Die Normalstation ist ein Hort der Freiheit. Kein Kabel begrenzt den persönlichen Freiheitsraum. Wer laufen kann, darf das auch. Sogar bis zum Küchenwagen, wo es unbegrenzte Tee- und Kaffeevorräte gibt. Unerschrockenen Patienten wird zugetraut, alleine Aufzug zu fahren, andere Stationen aufzusuchen und auch wieder zurückzufinden. Das Bein, das wenige Stunden zuvor nicht angewinkelt aus dem Bett hängen durfte, wird nun laufenderweise belastet, ohne das anwesendes Personal blass dabei wird. Eine Pflegerin übernimmt ungeprüft meine Angabe zur Temperaturmessung vom Morgen (okay, das ist nun keine superkritische Angabe, aber ich habe gelernt, mich auch über kleine Ding zu freuen).

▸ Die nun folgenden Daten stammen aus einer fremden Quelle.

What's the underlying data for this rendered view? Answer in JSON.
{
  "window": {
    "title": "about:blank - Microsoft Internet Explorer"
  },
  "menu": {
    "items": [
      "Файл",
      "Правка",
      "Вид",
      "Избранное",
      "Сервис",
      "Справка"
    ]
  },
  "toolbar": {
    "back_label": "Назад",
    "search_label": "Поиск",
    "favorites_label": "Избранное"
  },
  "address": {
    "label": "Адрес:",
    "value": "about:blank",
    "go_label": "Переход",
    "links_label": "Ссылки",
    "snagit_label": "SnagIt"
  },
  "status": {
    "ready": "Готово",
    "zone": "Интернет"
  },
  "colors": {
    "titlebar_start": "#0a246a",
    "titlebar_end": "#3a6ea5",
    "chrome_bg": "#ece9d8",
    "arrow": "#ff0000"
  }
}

Kurz, seit dem Stationswechsel bin ich sehr zufrieden und fühle mich ausnehmend gut.
Durch einen glücklichen Umstand habe ich für diese Nacht das Zwei-Bett-Zimmer für mich alleine. Der Patient, der mit mir das Zimmer bewohnen sollte, hat die Behandlung, besser: die beobachtete Schonung, abgebrochen und schont sich nun zuhause. Dennoch bin ich nicht ganz alleine, denn die Zimmer haben hier eine nie zuvor gesehene Aufteilung. Es gibt zu je zwei kleinen Doppelzimmern einen gemeinsamen Aufenthaltsraum (a kind of).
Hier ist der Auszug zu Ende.